Here are the highlights of the Senate committee’s bill –
$2.050 billion for deep draft navigation based on the expenditure of increased Harbor Maintenance Trust Fund monies.
Local sponsors who elect to advance all the funds needed to construct a project will have to wait for reimbursement until after all construction is completed. Federal funds to reimburse them will be designated as “new starts” and will have to compete with other Corps construction projects in regular appropriations bills.
Investigations funding would stay the same as the current year ($153 million). While the Committee provided $9.5 million for studies not earmarked by the President or Congress, this is the first year that no part of those additional funds has been walled off for shore protection (the term Congress uses for beach nourishment). The Committee provided $11 million for Planning Assistance to States, $3 million more than President Biden requested, and reminded the Corps that coastal resilience is an appropriate use for this technical assistance program. The Committee also urged the Corps “to work with local governments to incorporate flexibility…that allows for incremental acquisition of easements necessary for scheduled nourishments.”
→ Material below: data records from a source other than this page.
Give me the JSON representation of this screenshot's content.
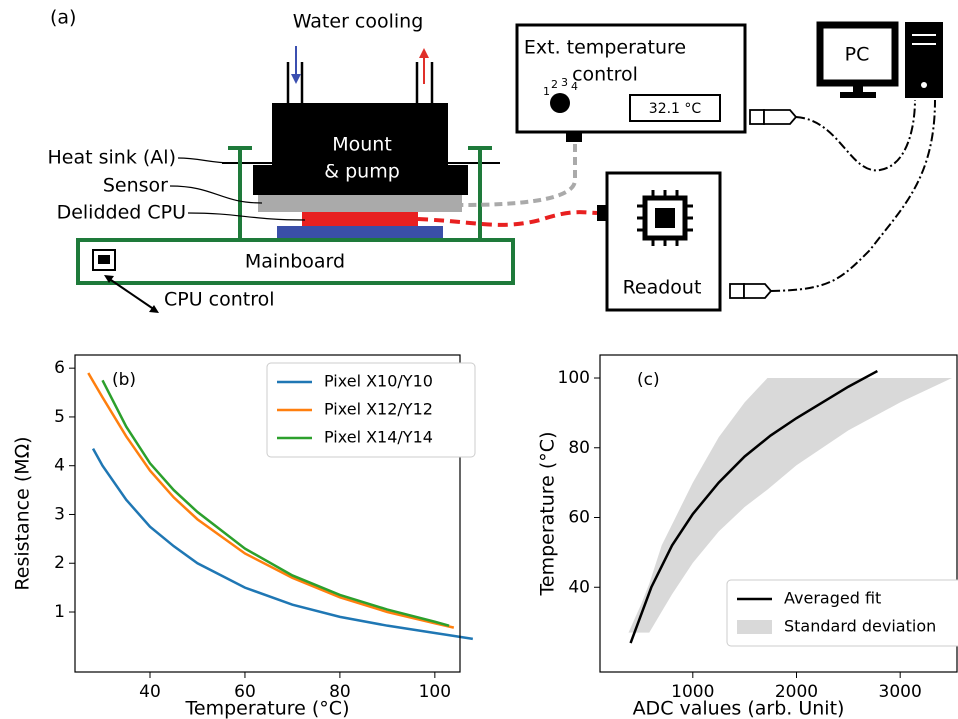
{
  "diagram": {
    "panel_label": "(a)",
    "water_cooling": "Water cooling",
    "mount": [
      "Mount",
      "& pump"
    ],
    "heat_sink": "Heat sink (Al)",
    "sensor": "Sensor",
    "cpu": "Delidded CPU",
    "mainboard": "Mainboard",
    "cpu_control": "CPU control",
    "ext_control": [
      "Ext. temperature",
      "control"
    ],
    "display": "32.1 °C",
    "dial_labels": [
      "1",
      "2",
      "3",
      "4"
    ],
    "pc": "PC",
    "readout": "Readout"
  },
  "chart_data": [
    {
      "type": "line",
      "panel_label": "(b)",
      "xlabel": "Temperature (°C)",
      "ylabel": "Resistance (MΩ)",
      "xlim": [
        24.2,
        105.3
      ],
      "ylim": [
        -0.23,
        6.27
      ],
      "xticks": [
        40,
        60,
        80,
        100
      ],
      "yticks": [
        1,
        2,
        3,
        4,
        5,
        6
      ],
      "legend": "upper right",
      "series": [
        {
          "name": "Pixel X10/Y10",
          "color": "#1f77b4",
          "x": [
            28,
            30,
            35,
            40,
            45,
            50,
            60,
            70,
            80,
            90,
            100,
            108
          ],
          "values": [
            4.35,
            4.0,
            3.3,
            2.75,
            2.35,
            2.0,
            1.5,
            1.15,
            0.9,
            0.72,
            0.57,
            0.45
          ]
        },
        {
          "name": "Pixel X12/Y12",
          "color": "#ff7f0e",
          "x": [
            27,
            30,
            35,
            40,
            45,
            50,
            60,
            70,
            80,
            90,
            100,
            104
          ],
          "values": [
            5.9,
            5.4,
            4.6,
            3.9,
            3.35,
            2.9,
            2.2,
            1.7,
            1.3,
            1.0,
            0.77,
            0.68
          ]
        },
        {
          "name": "Pixel X14/Y14",
          "color": "#2ca02c",
          "x": [
            30,
            35,
            40,
            45,
            50,
            60,
            70,
            80,
            90,
            100,
            103
          ],
          "values": [
            5.75,
            4.8,
            4.05,
            3.5,
            3.05,
            2.3,
            1.75,
            1.35,
            1.05,
            0.8,
            0.72
          ]
        }
      ]
    },
    {
      "type": "line",
      "panel_label": "(c)",
      "xlabel": "ADC values (arb. Unit)",
      "ylabel": "Temperature (°C)",
      "xlim": [
        105,
        3548
      ],
      "ylim": [
        15.7,
        106.6
      ],
      "xticks": [
        1000,
        2000,
        3000
      ],
      "yticks": [
        40,
        60,
        80,
        100
      ],
      "legend": "lower right",
      "series": [
        {
          "name": "Averaged fit",
          "color": "#000000",
          "x": [
            400,
            600,
            800,
            1000,
            1250,
            1500,
            1750,
            2000,
            2250,
            2500,
            2780
          ],
          "values": [
            24,
            40,
            52,
            61,
            70,
            77.5,
            83.5,
            88.5,
            93,
            97.5,
            102
          ]
        }
      ],
      "band": {
        "name": "Standard deviation",
        "color": "#d9d9d9",
        "x": [
          380,
          500,
          580,
          700,
          800,
          1000,
          1250,
          1500,
          1720,
          2000,
          2500,
          3000,
          3500
        ],
        "upper": [
          27,
          35,
          41,
          52,
          58,
          70,
          83,
          93,
          100,
          100,
          100,
          100,
          100
        ],
        "lower": [
          27,
          27,
          27,
          33,
          38,
          47,
          56,
          63,
          68,
          75,
          85,
          93,
          100
        ]
      }
    }
  ]
}
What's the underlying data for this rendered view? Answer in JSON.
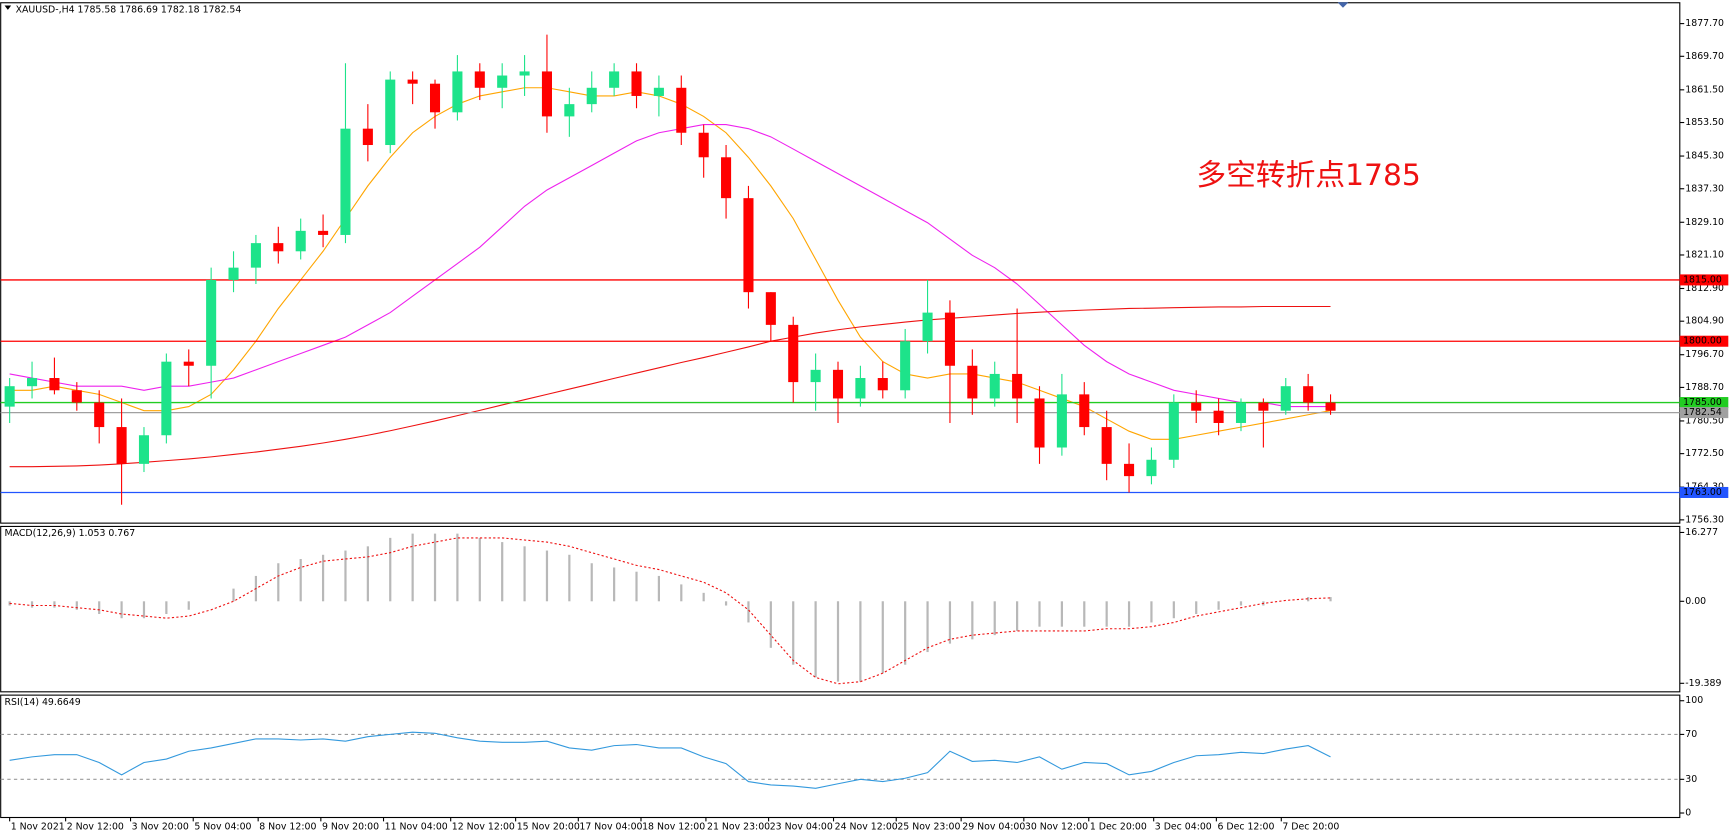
{
  "chart_data": [
    {
      "type": "candlestick",
      "title": "XAUUSD-,H4  1785.58 1786.69 1782.18 1782.54",
      "annotation": "多空转折点1785",
      "up_color": "#1de38a",
      "down_color": "#ff0000",
      "candles": [
        [
          1784,
          1791,
          1780,
          1789
        ],
        [
          1789,
          1795,
          1786,
          1791
        ],
        [
          1791,
          1796,
          1787,
          1788
        ],
        [
          1788,
          1790,
          1783,
          1785
        ],
        [
          1785,
          1788,
          1775,
          1779
        ],
        [
          1779,
          1786,
          1760,
          1770
        ],
        [
          1770,
          1779,
          1768,
          1777
        ],
        [
          1777,
          1797,
          1775,
          1795
        ],
        [
          1795,
          1798,
          1789,
          1794
        ],
        [
          1794,
          1818,
          1786,
          1815
        ],
        [
          1815,
          1822,
          1812,
          1818
        ],
        [
          1818,
          1826,
          1814,
          1824
        ],
        [
          1824,
          1828,
          1819,
          1822
        ],
        [
          1822,
          1830,
          1820,
          1827
        ],
        [
          1827,
          1831,
          1823,
          1826
        ],
        [
          1826,
          1868,
          1824,
          1852
        ],
        [
          1852,
          1858,
          1844,
          1848
        ],
        [
          1848,
          1866,
          1846,
          1864
        ],
        [
          1864,
          1866,
          1858,
          1863
        ],
        [
          1863,
          1864,
          1852,
          1856
        ],
        [
          1856,
          1870,
          1854,
          1866
        ],
        [
          1866,
          1868,
          1859,
          1862
        ],
        [
          1862,
          1868,
          1857,
          1865
        ],
        [
          1865,
          1870,
          1860,
          1866
        ],
        [
          1866,
          1875,
          1851,
          1855
        ],
        [
          1855,
          1862,
          1850,
          1858
        ],
        [
          1858,
          1866,
          1856,
          1862
        ],
        [
          1862,
          1868,
          1860,
          1866
        ],
        [
          1866,
          1868,
          1857,
          1860
        ],
        [
          1860,
          1865,
          1855,
          1862
        ],
        [
          1862,
          1865,
          1848,
          1851
        ],
        [
          1851,
          1853,
          1840,
          1845
        ],
        [
          1845,
          1848,
          1830,
          1835
        ],
        [
          1835,
          1838,
          1808,
          1812
        ],
        [
          1812,
          1812,
          1800,
          1804
        ],
        [
          1804,
          1806,
          1785,
          1790
        ],
        [
          1790,
          1797,
          1783,
          1793
        ],
        [
          1793,
          1795,
          1780,
          1786
        ],
        [
          1786,
          1794,
          1784,
          1791
        ],
        [
          1791,
          1795,
          1786,
          1788
        ],
        [
          1788,
          1803,
          1786,
          1800
        ],
        [
          1800,
          1815,
          1797,
          1807
        ],
        [
          1807,
          1810,
          1780,
          1794
        ],
        [
          1794,
          1798,
          1782,
          1786
        ],
        [
          1786,
          1795,
          1784,
          1792
        ],
        [
          1792,
          1808,
          1780,
          1786
        ],
        [
          1786,
          1789,
          1770,
          1774
        ],
        [
          1774,
          1792,
          1772,
          1787
        ],
        [
          1787,
          1790,
          1777,
          1779
        ],
        [
          1779,
          1783,
          1766,
          1770
        ],
        [
          1770,
          1775,
          1763,
          1767
        ],
        [
          1767,
          1774,
          1765,
          1771
        ],
        [
          1771,
          1787,
          1769,
          1785
        ],
        [
          1785,
          1788,
          1780,
          1783
        ],
        [
          1783,
          1786,
          1777,
          1780
        ],
        [
          1780,
          1786,
          1778,
          1785
        ],
        [
          1785,
          1786,
          1774,
          1783
        ],
        [
          1783,
          1791,
          1782,
          1789
        ],
        [
          1789,
          1792,
          1783,
          1785
        ],
        [
          1785,
          1787,
          1782,
          1783
        ]
      ],
      "series": [
        {
          "color": "#ffa500",
          "values": [
            1788,
            1788,
            1789,
            1788,
            1787,
            1785,
            1783,
            1783,
            1784,
            1787,
            1793,
            1800,
            1808,
            1815,
            1822,
            1830,
            1838,
            1845,
            1851,
            1855,
            1858,
            1860,
            1861,
            1862,
            1862,
            1861,
            1860,
            1860,
            1861,
            1860,
            1858,
            1855,
            1851,
            1845,
            1838,
            1830,
            1820,
            1810,
            1801,
            1795,
            1792,
            1791,
            1792,
            1792,
            1791,
            1790,
            1788,
            1786,
            1784,
            1781,
            1778,
            1776,
            1776,
            1777,
            1778,
            1779,
            1780,
            1781,
            1782,
            1783
          ]
        },
        {
          "color": "#ee22ee",
          "values": [
            1792,
            1791,
            1790,
            1789,
            1789,
            1789,
            1788,
            1789,
            1789,
            1790,
            1791,
            1793,
            1795,
            1797,
            1799,
            1801,
            1804,
            1807,
            1811,
            1815,
            1819,
            1823,
            1828,
            1833,
            1837,
            1840,
            1843,
            1846,
            1849,
            1851,
            1852,
            1853,
            1853,
            1852,
            1850,
            1847,
            1844,
            1841,
            1838,
            1835,
            1832,
            1829,
            1825,
            1821,
            1818,
            1814,
            1809,
            1804,
            1799,
            1795,
            1792,
            1790,
            1788,
            1787,
            1786,
            1785,
            1785,
            1784,
            1784,
            1784
          ]
        },
        {
          "color": "#ee1111",
          "values": [
            1769.3,
            1769.3,
            1769.4,
            1769.5,
            1769.7,
            1770,
            1770.4,
            1770.8,
            1771.2,
            1771.7,
            1772.3,
            1772.9,
            1773.6,
            1774.3,
            1775.1,
            1776,
            1777,
            1778.1,
            1779.3,
            1780.5,
            1781.8,
            1783.1,
            1784.4,
            1785.7,
            1787,
            1788.3,
            1789.6,
            1790.9,
            1792.2,
            1793.5,
            1794.8,
            1796,
            1797.3,
            1798.6,
            1800,
            1801,
            1802,
            1802.8,
            1803.5,
            1804.1,
            1804.7,
            1805.2,
            1805.6,
            1806,
            1806.4,
            1806.8,
            1807.1,
            1807.4,
            1807.6,
            1807.8,
            1808,
            1808.1,
            1808.2,
            1808.3,
            1808.4,
            1808.4,
            1808.5,
            1808.5,
            1808.5,
            1808.5
          ]
        }
      ],
      "levels": [
        {
          "value": 1815,
          "label": "1815.00",
          "color": "#ff0000"
        },
        {
          "value": 1800,
          "label": "1800.00",
          "color": "#ff0000"
        },
        {
          "value": 1785,
          "label": "1785.00",
          "color": "#22cc22"
        },
        {
          "value": 1782.54,
          "label": "1782.54",
          "color": "#a0a0a0"
        },
        {
          "value": 1763,
          "label": "1763.00",
          "color": "#2255ff"
        }
      ],
      "xlim": [
        -0.4,
        74.6
      ],
      "ylim": [
        1755.5,
        1882.8
      ],
      "yticks": [
        {
          "value": 1877.7,
          "label": "1877.70"
        },
        {
          "value": 1869.7,
          "label": "1869.70"
        },
        {
          "value": 1861.5,
          "label": "1861.50"
        },
        {
          "value": 1853.5,
          "label": "1853.50"
        },
        {
          "value": 1845.3,
          "label": "1845.30"
        },
        {
          "value": 1837.3,
          "label": "1837.30"
        },
        {
          "value": 1829.1,
          "label": "1829.10"
        },
        {
          "value": 1821.1,
          "label": "1821.10"
        },
        {
          "value": 1812.9,
          "label": "1812.90"
        },
        {
          "value": 1804.9,
          "label": "1804.90"
        },
        {
          "value": 1796.7,
          "label": "1796.70"
        },
        {
          "value": 1788.7,
          "label": "1788.70"
        },
        {
          "value": 1780.5,
          "label": "1780.50"
        },
        {
          "value": 1772.5,
          "label": "1772.50"
        },
        {
          "value": 1764.3,
          "label": "1764.30"
        },
        {
          "value": 1756.3,
          "label": "1756.30"
        }
      ],
      "xticks": [
        {
          "value": 0,
          "label": "1 Nov 2021"
        },
        {
          "value": 2.5,
          "label": "2 Nov 12:00"
        },
        {
          "value": 5.4,
          "label": "3 Nov 20:00"
        },
        {
          "value": 8.2,
          "label": "5 Nov 04:00"
        },
        {
          "value": 11.1,
          "label": "8 Nov 12:00"
        },
        {
          "value": 13.9,
          "label": "9 Nov 20:00"
        },
        {
          "value": 16.7,
          "label": "11 Nov 04:00"
        },
        {
          "value": 19.7,
          "label": "12 Nov 12:00"
        },
        {
          "value": 22.6,
          "label": "15 Nov 20:00"
        },
        {
          "value": 25.4,
          "label": "17 Nov 04:00"
        },
        {
          "value": 28.2,
          "label": "18 Nov 12:00"
        },
        {
          "value": 31.1,
          "label": "21 Nov 23:00"
        },
        {
          "value": 33.9,
          "label": "23 Nov 04:00"
        },
        {
          "value": 36.8,
          "label": "24 Nov 12:00"
        },
        {
          "value": 39.6,
          "label": "25 Nov 23:00"
        },
        {
          "value": 42.5,
          "label": "29 Nov 04:00"
        },
        {
          "value": 45.3,
          "label": "30 Nov 12:00"
        },
        {
          "value": 48.2,
          "label": "1 Dec 20:00"
        },
        {
          "value": 51.1,
          "label": "3 Dec 04:00"
        },
        {
          "value": 53.9,
          "label": "6 Dec 12:00"
        },
        {
          "value": 56.8,
          "label": "7 Dec 20:00"
        }
      ]
    },
    {
      "type": "macd",
      "title": "MACD(12,26,9) 1.053 0.767",
      "histogram": {
        "color": "#b8b8b8",
        "values": [
          -1,
          -1.5,
          -1.5,
          -2,
          -3,
          -4,
          -4,
          -3,
          -2,
          0,
          3,
          6,
          9,
          10,
          11,
          12,
          13,
          15,
          16,
          16,
          16,
          15,
          14,
          13,
          12,
          11,
          9,
          8,
          7,
          6,
          4,
          2,
          -1,
          -5,
          -11,
          -15,
          -18,
          -19,
          -19,
          -17,
          -15,
          -12,
          -10,
          -9,
          -8,
          -7,
          -6,
          -6,
          -6,
          -6,
          -6,
          -5,
          -4,
          -3,
          -2,
          -1,
          -1,
          0,
          1,
          1
        ]
      },
      "signal": {
        "color": "#ee1111",
        "values": [
          -0.5,
          -1,
          -1,
          -1.5,
          -2,
          -3,
          -3.5,
          -4,
          -3.5,
          -2,
          0,
          3,
          6,
          8,
          9.5,
          10,
          10.5,
          11.5,
          13,
          14,
          15,
          15,
          15,
          14.5,
          14,
          13,
          11.5,
          10,
          8.5,
          7.5,
          6,
          4.5,
          2,
          -2,
          -8,
          -14,
          -18,
          -19.5,
          -19,
          -17,
          -14,
          -11,
          -9,
          -8,
          -7.5,
          -7,
          -7,
          -7,
          -7,
          -6.5,
          -6.5,
          -6,
          -5,
          -3.5,
          -2.5,
          -1.5,
          -0.5,
          0.2,
          0.6,
          0.8
        ]
      },
      "ylim": [
        -21.4,
        17.7
      ],
      "yticks": [
        16.277,
        {
          "value": 0,
          "label": "0.00"
        },
        -19.389
      ]
    },
    {
      "type": "line",
      "title": "RSI(14) 49.6649",
      "series": [
        {
          "color": "#3399dd",
          "values": [
            47,
            50,
            52,
            52,
            45,
            34,
            45,
            48,
            55,
            58,
            62,
            66,
            66,
            65,
            66,
            64,
            68,
            70,
            72,
            71,
            67,
            64,
            63,
            63,
            64,
            58,
            56,
            60,
            61,
            58,
            58,
            50,
            44,
            28,
            25,
            24,
            22,
            26,
            30,
            28,
            31,
            36,
            55,
            46,
            47,
            45,
            50,
            39,
            45,
            44,
            34,
            37,
            45,
            51,
            52,
            54,
            53,
            57,
            60,
            50
          ]
        }
      ],
      "levels": [
        30,
        70
      ],
      "ylim": [
        -4,
        105
      ],
      "yticks": [
        0,
        30,
        70,
        100
      ]
    }
  ]
}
The Corps’ Construction account would receive $3.002 billion, roughly a 10 percent increase over the current fiscal year, with strong support for all of the Continuing Authorities Programs. $20 million of additional funding is provided for shore protection construction. The Committee nixed a $10 million administration request for what it called the Innovative Funding Partnerships Program which appeared too much to reward local sponsors for providing funds in excess of their cost-share
The Operation and Maintenance account would get $4.68 billion, over $1 billion more than the President requested for dredging and other navigation needs. Under this account, the Committee plussed-up the Corps’ Regional Sediment Management Program to $6.7 million, compared to the administration’s $100 million recommendation. It also urged the Corps “to provide states with guidance and recommendations to implement cost effective measures and planning for sand management. A new Engineering with Nature program would get $12.5 million.